Gregory Campbell in scathing attack on Sinn Féin over handling of Covid crisis

DUP MP Gregory Campbell.
DUP MP Gregory Campbell. DUP MP Gregory Campbell.

DUP MP Gregory Campbell has launched a scathing attack on Sinn Féin over its response to the Covid pandemic.

The East Derry MP accused his party's government partners of placing "politics above public health".

Sinn Féin responded by saying the DUP had abused Stormont mechanisms to veto public health measures and was divided internally.

Mr Campbell's statement was issued by the DUP press office rather than his own Westminster account, indicating endorsement by the party leadership.

He was speaking as the DUP and Sinn Féin mark a year back in office following the New Decade, New Approach agreement, and five years to the day since Arlene Foster first became First Minister.

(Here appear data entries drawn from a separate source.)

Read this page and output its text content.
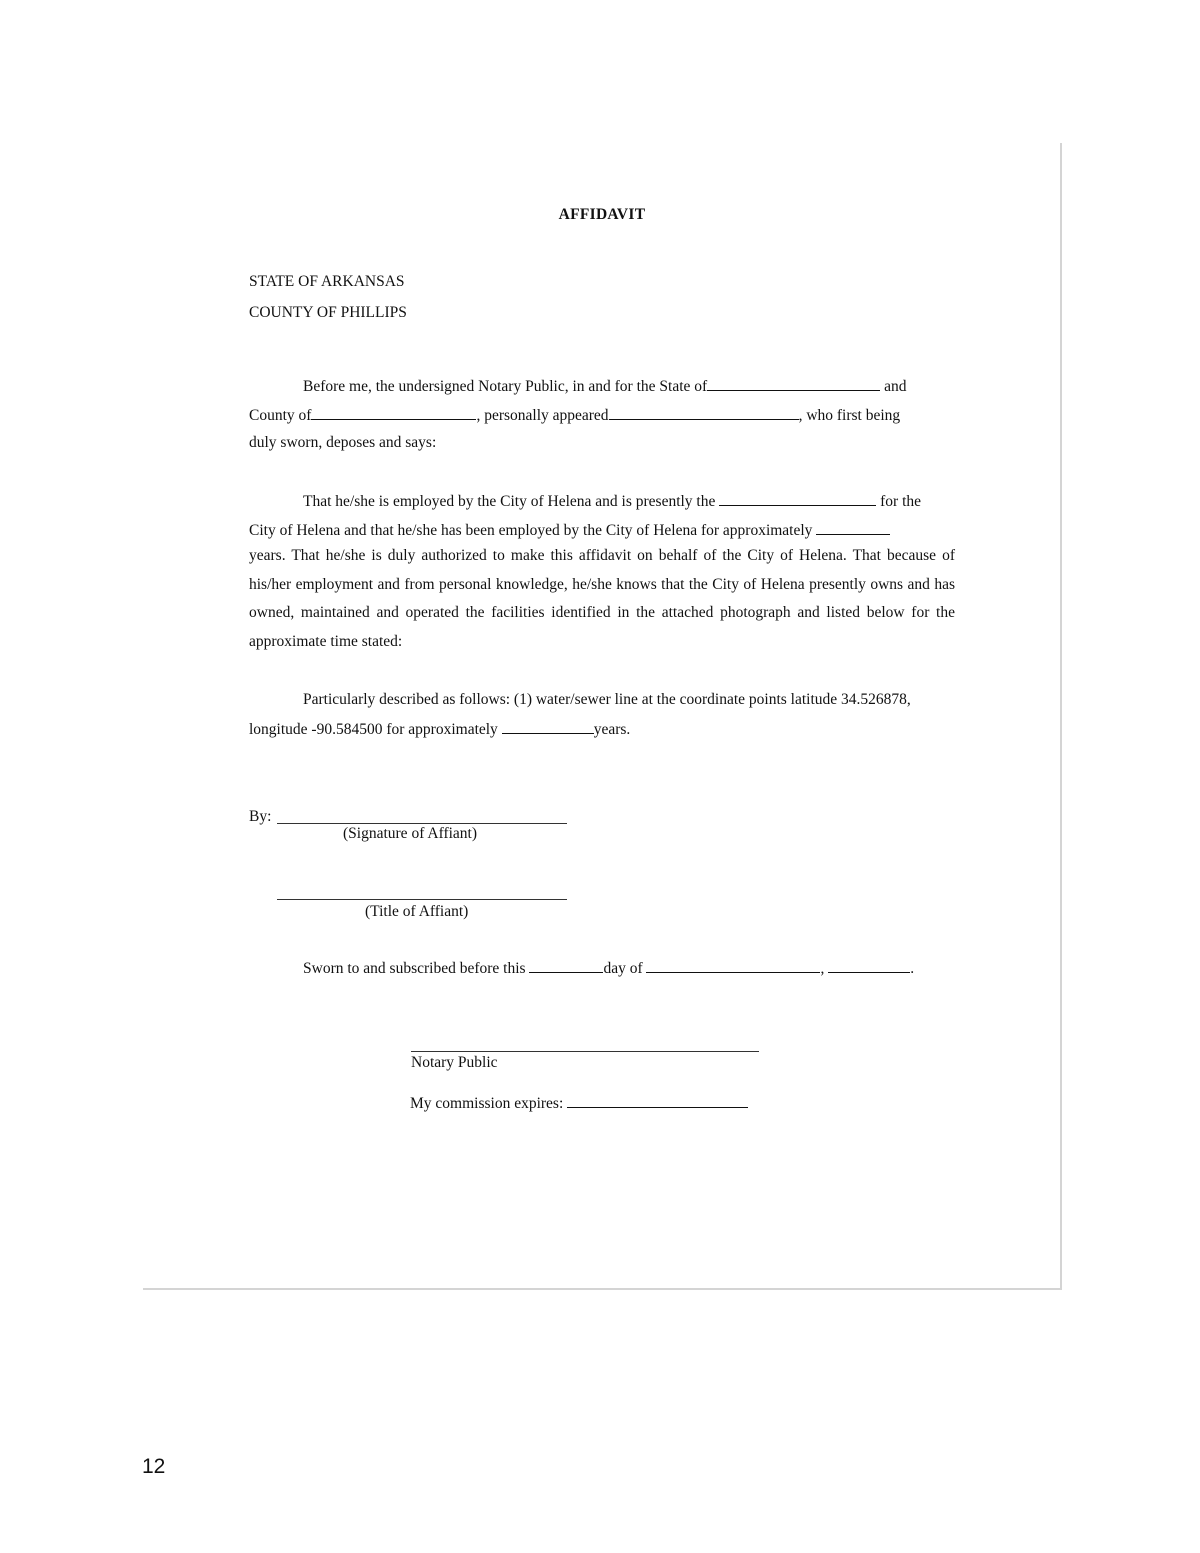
AFFIDAVIT
STATE OF ARKANSAS
COUNTY OF PHILLIPS
Before me, the undersigned Notary Public, in and for the State of	and
County of	, personally appeared	, who first being
duly sworn, deposes and says:
That he/she is employed by the City of Helena and is presently the	for the
City of Helena and that he/she has been employed by the City of Helena for approximately
years. That he/she is duly authorized to make this affidavit on behalf of the City of Helena. That because of his/her employment and from personal knowledge, he/she knows that the City of Helena presently owns and has owned, maintained and operated the facilities identified in the attached photograph and listed below for the approximate time stated:
Particularly described as follows: (1) water/sewer line at the coordinate points latitude 34.526878,
longitude -90.584500 for approximately	years.
By:
(Signature of Affiant)
(Title of Affiant)
Sworn to and subscribed before this	day of	,	.
Notary Public
My commission expires:
12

"From day one Sinn Féin has played politics with the virus," Mr Campbell claimed.

"They follow the science when it suits, break the rules asunder when it suits and tell the rest of us to 'do as we say not as we do'.

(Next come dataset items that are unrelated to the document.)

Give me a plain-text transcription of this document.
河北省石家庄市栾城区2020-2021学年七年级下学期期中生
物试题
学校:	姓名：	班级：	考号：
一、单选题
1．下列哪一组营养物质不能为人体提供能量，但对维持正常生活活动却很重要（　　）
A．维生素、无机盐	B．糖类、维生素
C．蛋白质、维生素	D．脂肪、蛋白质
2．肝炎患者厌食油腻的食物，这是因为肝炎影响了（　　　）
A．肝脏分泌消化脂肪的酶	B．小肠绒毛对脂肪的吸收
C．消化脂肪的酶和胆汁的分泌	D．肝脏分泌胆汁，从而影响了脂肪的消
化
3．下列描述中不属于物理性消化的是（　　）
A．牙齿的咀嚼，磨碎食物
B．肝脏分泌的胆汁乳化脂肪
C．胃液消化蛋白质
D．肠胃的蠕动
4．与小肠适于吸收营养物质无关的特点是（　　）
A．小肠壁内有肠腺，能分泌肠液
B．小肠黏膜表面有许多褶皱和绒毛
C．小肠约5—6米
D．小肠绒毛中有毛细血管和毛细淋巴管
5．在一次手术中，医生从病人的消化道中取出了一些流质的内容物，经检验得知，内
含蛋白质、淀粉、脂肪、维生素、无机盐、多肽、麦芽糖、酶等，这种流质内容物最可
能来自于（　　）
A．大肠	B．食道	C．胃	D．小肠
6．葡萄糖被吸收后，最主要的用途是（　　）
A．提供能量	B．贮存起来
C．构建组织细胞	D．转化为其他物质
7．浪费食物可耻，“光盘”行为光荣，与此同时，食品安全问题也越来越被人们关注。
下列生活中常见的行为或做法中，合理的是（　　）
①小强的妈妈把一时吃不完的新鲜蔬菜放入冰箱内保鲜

He listed nine episodes over the last 12 months as evidence, including early disagreement over the closing of schools and the funeral of Bobby Storey.

"The Sinn Féin story of the pandemic so far has been one of opportunism, exploitation and hypocrisy. Sinn Féin’s credibility in handling coronavirus is in tatters," he said.

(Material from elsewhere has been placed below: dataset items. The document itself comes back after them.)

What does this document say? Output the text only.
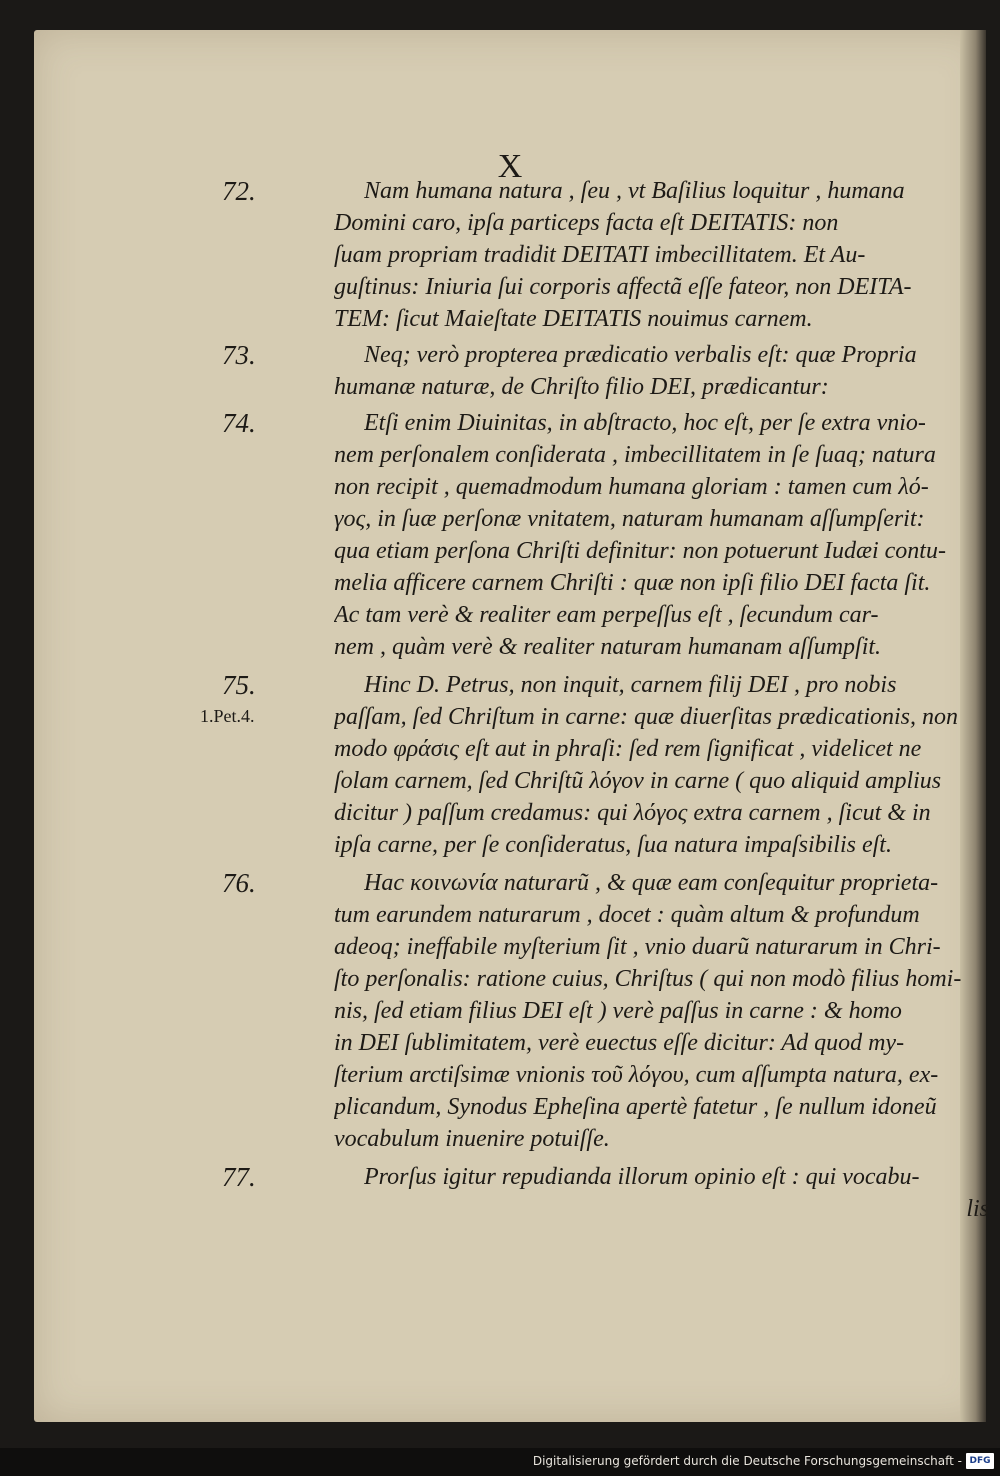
X
72.	Nam humana natura , ſeu , vt Baſilius loquitur , humana
Domini caro, ipſa particeps facta eſt DEITATIS: non
ſuam propriam tradidit DEITATI imbecillitatem. Et Au-
guſtinus: Iniuria ſui corporis affectã eſſe fateor, non DEITA-
TEM: ſicut Maieſtate DEITATIS nouimus carnem.
73.	Neq; verò propterea prædicatio verbalis eſt: quæ Propria
humanæ naturæ, de Chriſto filio DEI, prædicantur:
74.	Etſi enim Diuinitas, in abſtracto, hoc eſt, per ſe extra vnio-
nem perſonalem conſiderata , imbecillitatem in ſe ſuaq; natura
non recipit , quemadmodum humana gloriam : tamen cum λό-
γος, in ſuæ perſonæ vnitatem, naturam humanam aſſumpſerit:
qua etiam perſona Chriſti definitur: non potuerunt Iudæi contu-
melia afficere carnem Chriſti : quæ non ipſi filio DEI facta ſit.
Ac tam verè & realiter eam perpeſſus eſt , ſecundum car-
nem , quàm verè & realiter naturam humanam aſſumpſit.
75.
1.Pet.4.
Hinc D. Petrus, non inquit, carnem filij DEI , pro nobis
paſſam, ſed Chriſtum in carne: quæ diuerſitas prædicationis, non
modo φράσις eſt aut in phraſi: ſed rem ſignificat , videlicet ne
ſolam carnem, ſed Chriſtũ λόγον in carne ( quo aliquid amplius
dicitur ) paſſum credamus: qui λόγος extra carnem , ſicut & in
ipſa carne, per ſe conſideratus, ſua natura impaſsibilis eſt.
76.	Hac κοινωνία naturarũ , & quæ eam conſequitur proprieta-
tum earundem naturarum , docet : quàm altum & profundum
adeoq; ineffabile myſterium ſit , vnio duarũ naturarum in Chri-
ſto perſonalis: ratione cuius, Chriſtus ( qui non modò filius homi-
nis, ſed etiam filius DEI eſt ) verè paſſus in carne : & homo
in DEI ſublimitatem, verè euectus eſſe dicitur: Ad quod my-
ſterium arctiſsimæ vnionis τοῦ λόγου, cum aſſumpta natura, ex-
plicandum, Synodus Epheſina apertè fatetur , ſe nullum idoneũ
vocabulum inuenire potuiſſe.
77.	Prorſus igitur repudianda illorum opinio eſt : qui vocabu-
lis
Digitalisierung gefördert durch die Deutsche Forschungsgemeinschaft - DFG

"The advice being followed by Sinn Féin are the diktats issued by Connolly House rather than the vital public health messaging and united community approach that is needed."

A Sinn Féin spokesperson responded by saying: "We will take no lectures from a party that abused a mechanism to protect the rights of minorities to veto public health measures designed to protect the health service and its workers.

"Instead of attempts at division, we need ministers working together and focussed on public health rather than the interval divisions laid bare every day within the ranks of the DUP.”

Meanwhile, SDLP party leader Colum Eastwood accused both the Sinn Féin and DUP of having "failed the test of leadership after a year of crisis".

He said the his party continued to play its role in the power-sharing government but it only had one seat and the "dysfunction that engulfs the Executive will only ever be solved if the Joint First Ministers use their powers to fix it".

"For our part, the SDLP will always work with willing partners to deliver for our citizens but we will not cover the cracks in the dysfunctional and divisive relationship that come to define the Executive Office."